The quartet that did not conclude in this manner was the final selection on the program, Hoboken III/47 in F-sharp minor, the only quartet written in that unconventional key. This quartet was the fourth in the 1787 Opus 50 collection known as the “Prussian” quartets. The date also suggests that this was probably a quartet that Haydn himself played on a visit to Vienna that gave him the opportunity to play with violinist Carl Ditters von Dittersdorf (who played first violin to Haydn’s second), violist Wolfgang Amadeus Mozart, and cellist Johann Baptist Wanhal. Mozart probably had a good laugh when Haydn shifted the key signature from F-sharp minor to F-sharp major (described in the Program Notes prepared by Martin as “an alarming forest of hashtags”). This quartet concludes with a fugue, and one can easily imagine the gusto that Haydn and his three colleagues put into playing it during their gathering.
F-sharp minor to F-sharp major in Haydn’s Hoboken III/47 (edited by Wilhelm Altmann for Ernst Eulenburg publication, from IMSLP, public domain)

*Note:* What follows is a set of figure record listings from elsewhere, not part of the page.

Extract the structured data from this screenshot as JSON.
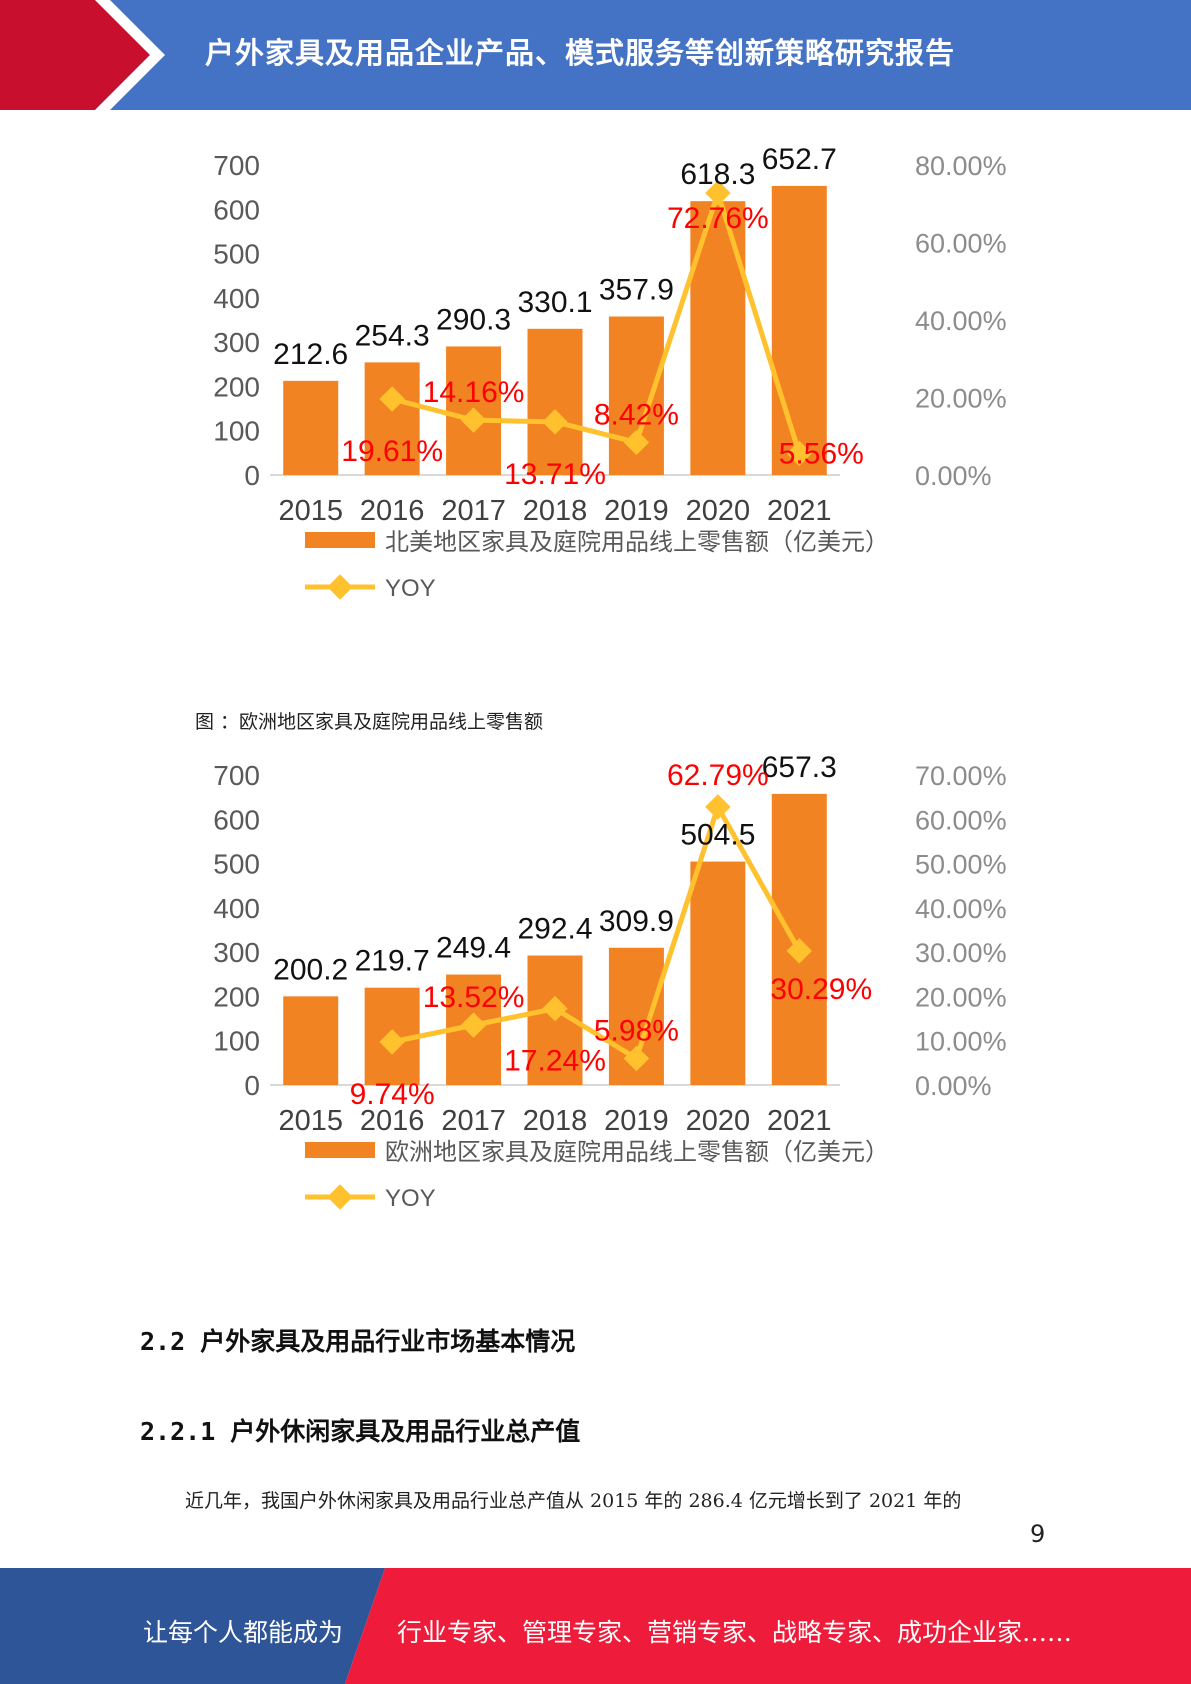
{
  "header": {
    "title": "户外家具及用品企业产品、模式服务等创新策略研究报告",
    "accent_color": "#c8102e",
    "bar_color": "#4472c4"
  },
  "caption2": "图 ：欧洲地区家具及庭院用品线上零售额",
  "chart_data": [
    {
      "type": "bar",
      "categories": [
        "2015",
        "2016",
        "2017",
        "2018",
        "2019",
        "2020",
        "2021"
      ],
      "series": [
        {
          "name": "北美地区家具及庭院用品线上零售额（亿美元）",
          "type": "bar",
          "axis": "left",
          "color": "#f28322",
          "values": [
            212.6,
            254.3,
            290.3,
            330.1,
            357.9,
            618.3,
            652.7
          ],
          "labels": [
            "212.6",
            "254.3",
            "290.3",
            "330.1",
            "357.9",
            "618.3",
            "652.7"
          ]
        },
        {
          "name": "YOY",
          "type": "line",
          "axis": "right",
          "color": "#ffc12d",
          "values": [
            null,
            19.61,
            14.16,
            13.71,
            8.42,
            72.76,
            5.56
          ],
          "labels": [
            null,
            "19.61%",
            "14.16%",
            "13.71%",
            "8.42%",
            "72.76%",
            "5.56%"
          ]
        }
      ],
      "y_left": {
        "range": [
          0,
          700
        ],
        "ticks": [
          "0",
          "100",
          "200",
          "300",
          "400",
          "500",
          "600",
          "700"
        ]
      },
      "y_right": {
        "range": [
          0,
          80
        ],
        "ticks": [
          "0.00%",
          "20.00%",
          "40.00%",
          "60.00%",
          "80.00%"
        ]
      },
      "legend_position": "bottom"
    },
    {
      "type": "bar",
      "categories": [
        "2015",
        "2016",
        "2017",
        "2018",
        "2019",
        "2020",
        "2021"
      ],
      "series": [
        {
          "name": "欧洲地区家具及庭院用品线上零售额（亿美元）",
          "type": "bar",
          "axis": "left",
          "color": "#f28322",
          "values": [
            200.2,
            219.7,
            249.4,
            292.4,
            309.9,
            504.5,
            657.3
          ],
          "labels": [
            "200.2",
            "219.7",
            "249.4",
            "292.4",
            "309.9",
            "504.5",
            "657.3"
          ]
        },
        {
          "name": "YOY",
          "type": "line",
          "axis": "right",
          "color": "#ffc12d",
          "values": [
            null,
            9.74,
            13.52,
            17.24,
            5.98,
            62.79,
            30.29
          ],
          "labels": [
            null,
            "9.74%",
            "13.52%",
            "17.24%",
            "5.98%",
            "62.79%",
            "30.29%"
          ]
        }
      ],
      "y_left": {
        "range": [
          0,
          700
        ],
        "ticks": [
          "0",
          "100",
          "200",
          "300",
          "400",
          "500",
          "600",
          "700"
        ]
      },
      "y_right": {
        "range": [
          0,
          70
        ],
        "ticks": [
          "0.00%",
          "10.00%",
          "20.00%",
          "30.00%",
          "40.00%",
          "50.00%",
          "60.00%",
          "70.00%"
        ]
      },
      "legend_position": "bottom"
    }
  ],
  "section": {
    "heading_1": "2.2 户外家具及用品行业市场基本情况",
    "heading_2": "2.2.1 户外休闲家具及用品行业总产值",
    "paragraph": "近几年，我国户外休闲家具及用品行业总产值从 2015 年的 286.4 亿元增长到了 2021 年的"
  },
  "page_number": "9",
  "footer": {
    "left_text": "让每个人都能成为",
    "right_text": "行业专家、管理专家、营销专家、战略专家、成功企业家……",
    "left_color": "#2e5597",
    "right_color": "#ee1c3a"
  }
}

Taken as a whole, yesterday afternoon was particularly engaging for the breadth of styles and rhetorical stances that emerged from the pen of this one composer. Yes, there are definitely ways in which one can appreciate subtleties and sophistication in the “later works.” Nevertheless, there was clearly no shortage of imagination and invention in the earlier offerings, which is why just about any experience of listening to Haydn is a simulating one, as long as the execution is as well-played as groups like NEQ can offer.